Adjourned debate on the motion of Senator Ludlam —That the Senate take note of the statement ( Senator Lines , in continuation, 14 February 2017 ).

         5  Energy policy

Adjourned debate on the motion of Senator Xenophon —That the Senate notes Australia’s energy crisis, its impact on consumers, businesses and the broader economy, and the need for urgent and effective responses ( Senator Williams , in continuation, 15 June 2017 ).

         6  Energy policy

Adjourned debate on the motion of Senator Cameron —That the Senate—

                          (a)       notes Government policy inaction is driving up electricity prices, and a Clean Energy Target is the solution to crippling policy paralysis;

                          (b)       observes that the Government refuses to act, citing any and all excuse to delay, when everyone knows it is internal Coalition division and the weakness of the Prime Minister that are really to blame; and

                          (c)       recognises that Australians deserve real leadership on energy and it is clearer every day that they will not get it from Prime Minister Turnbull ( 7 September 2017 ).

         7  Voluntary assisted dying legislation

Adjourned debate on the motion of the Leader of Derryn Hinch’s Justice Party ( Senator Hinch )—That the Senate—

                          (a)       congratulates Victoria on the recent passage of voluntary assisted dying legislation;

                          (b)       encourages all Australian states to follow suit; and

                          (c)       calls upon the Federal Government to respect the wishes of the residents of all Australian territories with regards to dying with dignity ( Minister for Resources and Northern Australia, Senator Canavan , in continuation, 30 November 2017 ).

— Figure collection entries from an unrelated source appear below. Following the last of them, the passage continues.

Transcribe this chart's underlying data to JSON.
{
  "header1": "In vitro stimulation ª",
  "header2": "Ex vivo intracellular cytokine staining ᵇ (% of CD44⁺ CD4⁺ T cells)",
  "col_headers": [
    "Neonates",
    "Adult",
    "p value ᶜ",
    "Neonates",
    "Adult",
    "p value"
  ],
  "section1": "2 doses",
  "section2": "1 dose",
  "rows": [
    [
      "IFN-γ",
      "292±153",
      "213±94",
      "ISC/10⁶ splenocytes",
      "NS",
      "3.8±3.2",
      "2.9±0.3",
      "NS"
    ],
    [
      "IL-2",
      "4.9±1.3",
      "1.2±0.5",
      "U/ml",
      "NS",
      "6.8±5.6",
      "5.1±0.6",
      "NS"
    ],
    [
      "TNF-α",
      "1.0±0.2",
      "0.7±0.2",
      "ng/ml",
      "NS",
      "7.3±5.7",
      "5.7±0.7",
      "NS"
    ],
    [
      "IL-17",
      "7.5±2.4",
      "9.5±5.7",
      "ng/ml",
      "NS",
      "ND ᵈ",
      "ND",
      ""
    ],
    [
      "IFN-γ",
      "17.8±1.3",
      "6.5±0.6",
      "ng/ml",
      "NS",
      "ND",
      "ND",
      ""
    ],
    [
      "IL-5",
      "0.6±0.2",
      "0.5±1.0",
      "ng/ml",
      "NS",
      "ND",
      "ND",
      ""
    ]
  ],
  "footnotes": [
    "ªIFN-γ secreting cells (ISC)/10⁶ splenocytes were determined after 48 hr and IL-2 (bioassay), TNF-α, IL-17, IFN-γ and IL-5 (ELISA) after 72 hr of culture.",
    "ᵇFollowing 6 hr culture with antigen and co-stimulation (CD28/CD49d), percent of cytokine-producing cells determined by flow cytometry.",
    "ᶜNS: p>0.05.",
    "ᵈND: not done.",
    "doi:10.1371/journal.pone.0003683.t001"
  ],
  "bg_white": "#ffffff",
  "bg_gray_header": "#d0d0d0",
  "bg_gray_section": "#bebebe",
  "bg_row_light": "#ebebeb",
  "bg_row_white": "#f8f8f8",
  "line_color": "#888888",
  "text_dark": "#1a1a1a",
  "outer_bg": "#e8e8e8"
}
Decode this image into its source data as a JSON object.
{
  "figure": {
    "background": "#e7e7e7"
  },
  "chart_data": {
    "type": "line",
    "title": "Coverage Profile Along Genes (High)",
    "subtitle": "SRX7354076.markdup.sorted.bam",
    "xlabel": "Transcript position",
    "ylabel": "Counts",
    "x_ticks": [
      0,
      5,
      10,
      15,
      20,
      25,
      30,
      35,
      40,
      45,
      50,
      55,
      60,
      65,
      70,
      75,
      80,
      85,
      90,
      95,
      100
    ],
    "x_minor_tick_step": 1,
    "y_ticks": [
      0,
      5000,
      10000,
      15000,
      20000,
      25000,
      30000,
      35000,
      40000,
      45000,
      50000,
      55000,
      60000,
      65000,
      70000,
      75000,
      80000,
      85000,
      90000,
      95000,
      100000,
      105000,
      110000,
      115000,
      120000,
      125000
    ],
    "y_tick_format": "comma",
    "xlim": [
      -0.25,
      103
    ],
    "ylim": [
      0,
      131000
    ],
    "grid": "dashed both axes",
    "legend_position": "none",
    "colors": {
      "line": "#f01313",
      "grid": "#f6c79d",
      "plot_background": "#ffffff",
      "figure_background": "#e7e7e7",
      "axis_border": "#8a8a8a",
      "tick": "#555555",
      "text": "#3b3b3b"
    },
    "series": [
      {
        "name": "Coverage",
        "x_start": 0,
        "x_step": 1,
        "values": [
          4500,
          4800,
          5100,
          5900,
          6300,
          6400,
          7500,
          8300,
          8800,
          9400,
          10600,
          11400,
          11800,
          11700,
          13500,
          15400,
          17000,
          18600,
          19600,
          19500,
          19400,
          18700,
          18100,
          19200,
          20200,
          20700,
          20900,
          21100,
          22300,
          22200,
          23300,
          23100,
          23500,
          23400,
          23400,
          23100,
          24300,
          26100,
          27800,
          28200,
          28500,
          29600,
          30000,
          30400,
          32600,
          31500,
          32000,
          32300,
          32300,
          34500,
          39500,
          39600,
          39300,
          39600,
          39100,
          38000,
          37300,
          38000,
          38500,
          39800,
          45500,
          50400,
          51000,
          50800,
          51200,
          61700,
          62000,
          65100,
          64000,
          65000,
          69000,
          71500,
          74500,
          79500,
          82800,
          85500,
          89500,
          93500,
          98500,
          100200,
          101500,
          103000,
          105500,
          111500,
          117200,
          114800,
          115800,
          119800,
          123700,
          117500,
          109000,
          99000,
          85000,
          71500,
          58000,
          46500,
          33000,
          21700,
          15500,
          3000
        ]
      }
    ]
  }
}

         8  School funding—South Australia and Tasmania

Adjourned debate on the motion of Senator Urquhart —That the Senate—

                          (a)       acknowledges that the $210 million funding cut to South Australian schools and $68 million in Tasmanian schools, in 2018 and 2019, means that schools will face significant cuts; and

                          (b)       calls on the Australian Government to immediately reinstate the funding previously committed to South Australian and Tasmanian schools ( Senator Gallacher , in continuation, 15 February 2018 ).

         9  Asbestos—National management and disposal plan

Adjourned debate on the motion of the Leader of Pauline Hanson’s One Nation ( Senator Hanson )—That the Senate—

                          (a)       notes the urgent need to establish an effective, safe means of eradicating asbestos from our community which does not result in landfill contamination, which in itself becomes an environmental hazard; and

                          (b)       calls on the Government to co-ordinate a national asbestos management and disposal plan ( Senator Williams , in continuation, 22 March 2018 ).